Title: Truth and Beauty: A Friendship
Author: Ann Patchett
Enjoyment Rating: ****
Source: Audible
Content Alert: language, drug use, mentions of sex
Truth and Beauty focuses on Patchett’s relationship with her best friend, the poet Lucy Grealy, who lost part of her jaw from a Ewing’s sarcoma as a child, and who ultimately died at the age of 39 in 2002. Grealy endured about 40 surgeries over the course of her lifetime, and when she wasn’t in the hospital, she was ambitious and hardworking, garnering many prizes and fellowships and shows Patchett and Grealy to have one of those great best friend kinds of relationships that people are lucky to come by once in a lifetime. However, the book also shows Grealy to have moments where she’s difficult and capricious.She constantly seeks validation, demanding Ann to tell her that she’s her very best friend. Jealous of Ann’s other friendships, she climbs into her lap at dinner and prevents Ann from having conversations with others at the table. She does things that would bug the heck out of me.
I’m sure that Ann would be the first person to admit that she was not a saint, but over the course of the story she continues to show love to Lucy– she nurses her after her surgeries and plays gatekeeper at the hospital. And as Lucy became more and more difficult and self-destructive in the final months of her life, Ann did her best to support Lucy even as she was pushed away.

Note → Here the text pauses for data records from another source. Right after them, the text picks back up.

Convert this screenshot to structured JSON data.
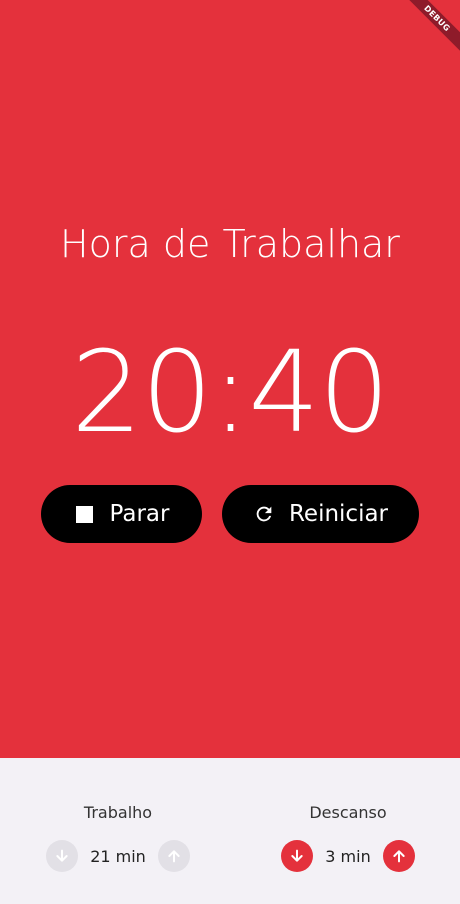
{
  "debug_banner": "DEBUG",
  "timer": {
    "mode_title": "Hora de Trabalhar",
    "time": "20:40"
  },
  "buttons": {
    "stop_label": "Parar",
    "reset_label": "Reiniciar"
  },
  "settings": {
    "work": {
      "label": "Trabalho",
      "value": "21 min",
      "enabled": false
    },
    "rest": {
      "label": "Descanso",
      "value": "3 min",
      "enabled": true
    }
  },
  "colors": {
    "accent": "#e4313c",
    "button_bg": "#000000",
    "panel_bg": "#f3f1f6",
    "disabled": "#e2e0e6"
  },
  "icons": {
    "stop": "stop-icon",
    "reset": "refresh-icon",
    "decrease": "arrow-down-icon",
    "increase": "arrow-up-icon"
  }
}
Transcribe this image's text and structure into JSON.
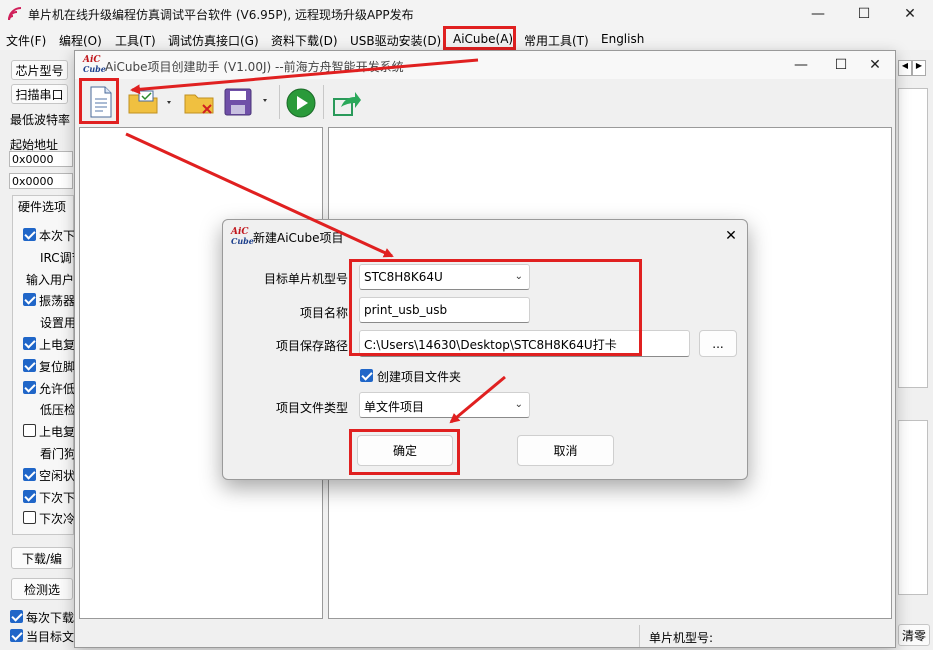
{
  "app": {
    "title": "单片机在线升级编程仿真调试平台软件 (V6.95P), 远程现场升级APP发布"
  },
  "menu": [
    "文件(F)",
    "编程(O)",
    "工具(T)",
    "调试仿真接口(G)",
    "资料下载(D)",
    "USB驱动安装(D)",
    "AiCube(A)",
    "常用工具(T)",
    "English"
  ],
  "left": {
    "chip_btn": "芯片型号",
    "scan_btn": "扫描串口",
    "min_baud": "最低波特率",
    "start_addr": "起始地址",
    "addr1": "0x0000",
    "addr2": "0x0000",
    "hw_tab": "硬件选项",
    "options": [
      {
        "label": "本次下",
        "checked": true
      },
      {
        "label": "IRC调节",
        "checked": null
      },
      {
        "label": "输入用户",
        "checked": null
      },
      {
        "label": "振荡器",
        "checked": true
      },
      {
        "label": "设置用",
        "checked": null
      },
      {
        "label": "上电复",
        "checked": true
      },
      {
        "label": "复位脚",
        "checked": true
      },
      {
        "label": "允许低",
        "checked": true
      },
      {
        "label": "低压检",
        "checked": null
      },
      {
        "label": "上电复",
        "checked": false
      },
      {
        "label": "看门狗",
        "checked": null
      },
      {
        "label": "空闲状",
        "checked": true
      },
      {
        "label": "下次下",
        "checked": true
      },
      {
        "label": "下次冷",
        "checked": false
      }
    ],
    "download_btn": "下载/编",
    "detect_btn": "检测选",
    "each_download": "每次下载",
    "current_target": "当目标文"
  },
  "right": {
    "clear_btn": "清零"
  },
  "aicube": {
    "title": "AiCube项目创建助手 (V1.00J) --前海方舟智能开发系统",
    "logo_top": "AiC",
    "logo_bottom": "Cube",
    "status_label": "单片机型号:"
  },
  "dialog": {
    "title": "新建AiCube项目",
    "mcu_label": "目标单片机型号",
    "mcu_value": "STC8H8K64U",
    "name_label": "项目名称",
    "name_value": "print_usb_usb",
    "path_label": "项目保存路径",
    "path_value": "C:\\Users\\14630\\Desktop\\STC8H8K64U打卡",
    "browse": "...",
    "create_folder": "创建项目文件夹",
    "create_folder_checked": true,
    "type_label": "项目文件类型",
    "type_value": "单文件项目",
    "ok": "确定",
    "cancel": "取消"
  }
}
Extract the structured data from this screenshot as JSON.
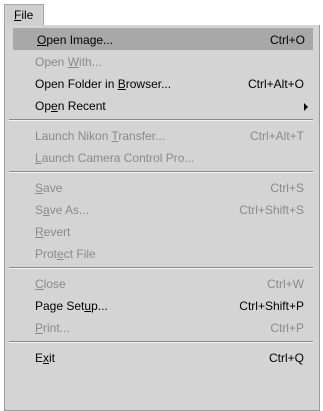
{
  "menubar": {
    "file_prefix": "",
    "file_mnemonic": "F",
    "file_rest": "ile"
  },
  "menu": {
    "groups": [
      [
        {
          "pre": "",
          "mn": "O",
          "post": "pen Image...",
          "shortcut": "Ctrl+O",
          "enabled": true,
          "highlighted": true
        },
        {
          "pre": "Open ",
          "mn": "W",
          "post": "ith...",
          "shortcut": "",
          "enabled": false
        },
        {
          "pre": "Open Folder in ",
          "mn": "B",
          "post": "rowser...",
          "shortcut": "Ctrl+Alt+O",
          "enabled": true
        },
        {
          "pre": "Op",
          "mn": "e",
          "post": "n Recent",
          "shortcut": "",
          "enabled": true,
          "submenu": true
        }
      ],
      [
        {
          "pre": "Launch Nikon ",
          "mn": "T",
          "post": "ransfer...",
          "shortcut": "Ctrl+Alt+T",
          "enabled": false
        },
        {
          "pre": "",
          "mn": "L",
          "post": "aunch Camera Control Pro...",
          "shortcut": "",
          "enabled": false
        }
      ],
      [
        {
          "pre": "",
          "mn": "S",
          "post": "ave",
          "shortcut": "Ctrl+S",
          "enabled": false
        },
        {
          "pre": "S",
          "mn": "a",
          "post": "ve As...",
          "shortcut": "Ctrl+Shift+S",
          "enabled": false
        },
        {
          "pre": "",
          "mn": "R",
          "post": "evert",
          "shortcut": "",
          "enabled": false
        },
        {
          "pre": "Prot",
          "mn": "e",
          "post": "ct File",
          "shortcut": "",
          "enabled": false
        }
      ],
      [
        {
          "pre": "",
          "mn": "C",
          "post": "lose",
          "shortcut": "Ctrl+W",
          "enabled": false
        },
        {
          "pre": "Page Set",
          "mn": "u",
          "post": "p...",
          "shortcut": "Ctrl+Shift+P",
          "enabled": true
        },
        {
          "pre": "",
          "mn": "P",
          "post": "rint...",
          "shortcut": "Ctrl+P",
          "enabled": false
        }
      ],
      [
        {
          "pre": "E",
          "mn": "x",
          "post": "it",
          "shortcut": "Ctrl+Q",
          "enabled": true
        }
      ]
    ]
  }
}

While Truth and Beauty was somewhat controversial and Grealy's sister publicly criticized the book, saying, "Lucy was a uniquely gifted writer. Ann, not so gifted, is lucky to be able to hitch her wagon to my sister's star. I wish Lucy's work had been left to stand on its own." However, I doubt that I would have been introduced to Grealy's work had it not been for Patchett. I also think the book is beautifully written, and an enduring legacy to a female friendship that spanned the good times and the bad.